I swallowed a growl. “None of your business, is it?”
“No, sir. But Grandma Ida was fussin’ about it. About you not bitin’ Miss Zinnia.” His voice dropped to a whisper. “It wasn’t because her wolf is gone, is it?”
“No,” I snapped, standing. “I have to protect her, Leroy. And until I know if I’m going to die or not, that means not claiming her.”
“Because she might… what? Die, if you did?” He stood as well and wandered into the stream, not looking at me as he spoke.
I knew my Alpha power made it hard for lower-ranked wolves to confront me.
“It seems like she kinda already did, Sergeant. Her wolf side. I think you oughta give her the choice.”
Emotions I was unprepared for buffeted me. Rage, shock, despair, shame.
It wasn’t often that a pup spoke to his Alpha that way, even one as close as he was to me.

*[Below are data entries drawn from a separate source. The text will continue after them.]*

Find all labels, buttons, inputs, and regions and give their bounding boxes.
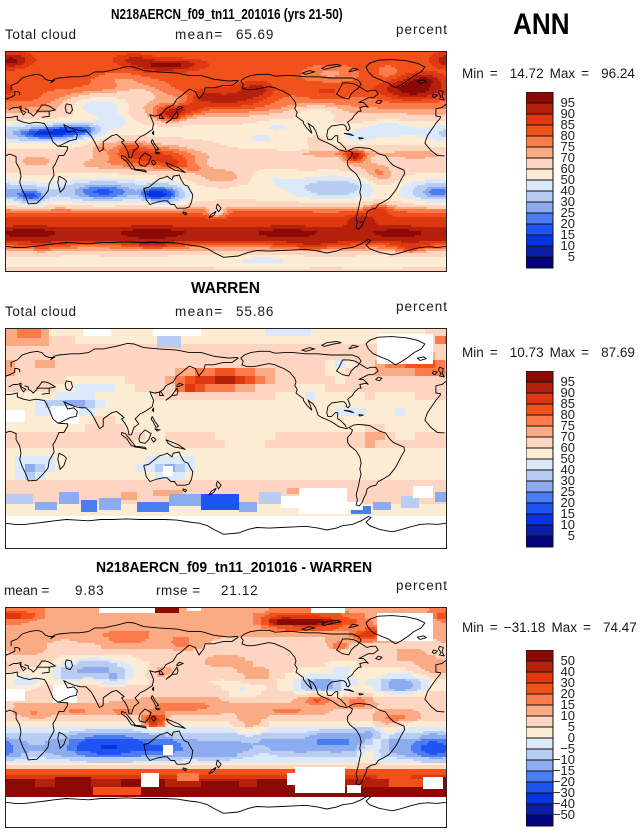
svg-text:85: 85 bbox=[561, 117, 575, 132]
svg-text:60: 60 bbox=[561, 440, 575, 455]
svg-text:40: 40 bbox=[561, 183, 575, 198]
svg-text:20: 20 bbox=[561, 686, 575, 701]
svg-text:30: 30 bbox=[561, 675, 575, 690]
svg-text:80: 80 bbox=[561, 128, 575, 143]
svg-text:40: 40 bbox=[561, 664, 575, 679]
svg-text:−20: −20 bbox=[553, 774, 575, 789]
svg-text:−50: −50 bbox=[553, 807, 575, 822]
svg-text:30: 30 bbox=[561, 473, 575, 488]
svg-text:15: 15 bbox=[561, 227, 575, 242]
svg-text:70: 70 bbox=[561, 150, 575, 165]
svg-text:15: 15 bbox=[561, 697, 575, 712]
svg-text:75: 75 bbox=[561, 139, 575, 154]
svg-text:95: 95 bbox=[561, 374, 575, 389]
svg-text:20: 20 bbox=[561, 216, 575, 231]
svg-text:30: 30 bbox=[561, 194, 575, 209]
svg-text:−30: −30 bbox=[553, 785, 575, 800]
svg-text:85: 85 bbox=[561, 396, 575, 411]
svg-text:10: 10 bbox=[561, 238, 575, 253]
svg-text:50: 50 bbox=[561, 653, 575, 668]
svg-text:5: 5 bbox=[568, 528, 575, 543]
svg-text:25: 25 bbox=[561, 484, 575, 499]
svg-text:−15: −15 bbox=[553, 763, 575, 778]
svg-text:10: 10 bbox=[561, 517, 575, 532]
svg-text:90: 90 bbox=[561, 385, 575, 400]
svg-text:20: 20 bbox=[561, 495, 575, 510]
svg-text:60: 60 bbox=[561, 161, 575, 176]
svg-text:−10: −10 bbox=[553, 752, 575, 767]
svg-text:70: 70 bbox=[561, 429, 575, 444]
svg-text:−5: −5 bbox=[560, 741, 575, 756]
svg-text:25: 25 bbox=[561, 205, 575, 220]
svg-text:50: 50 bbox=[561, 172, 575, 187]
svg-text:95: 95 bbox=[561, 95, 575, 110]
svg-text:15: 15 bbox=[561, 506, 575, 521]
svg-text:−40: −40 bbox=[553, 796, 575, 811]
svg-text:10: 10 bbox=[561, 708, 575, 723]
svg-text:50: 50 bbox=[561, 451, 575, 466]
svg-text:40: 40 bbox=[561, 462, 575, 477]
svg-text:5: 5 bbox=[568, 719, 575, 734]
svg-text:5: 5 bbox=[568, 249, 575, 264]
svg-text:0: 0 bbox=[568, 730, 575, 745]
svg-text:75: 75 bbox=[561, 418, 575, 433]
svg-text:80: 80 bbox=[561, 407, 575, 422]
svg-text:90: 90 bbox=[561, 106, 575, 121]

It was courageous, if annoying as hell. He was right, though.
I’d already done the worst thing a shifter could do to a mate.
But if I claimed her now—if she even wanted me to—there was always the possibility I could make it worse for her.
I stayed on the bank, wishing I could roll back the years and find her again that night. Recognize her in the darkness as I fled my pack. Repair the damage I’d done to both of us.
But, as my great-niece used to say, the only thing more useless than hoping was wishing. I shucked off my clothes and waded into the stream after the boys, letting the icy water numb me for a little while.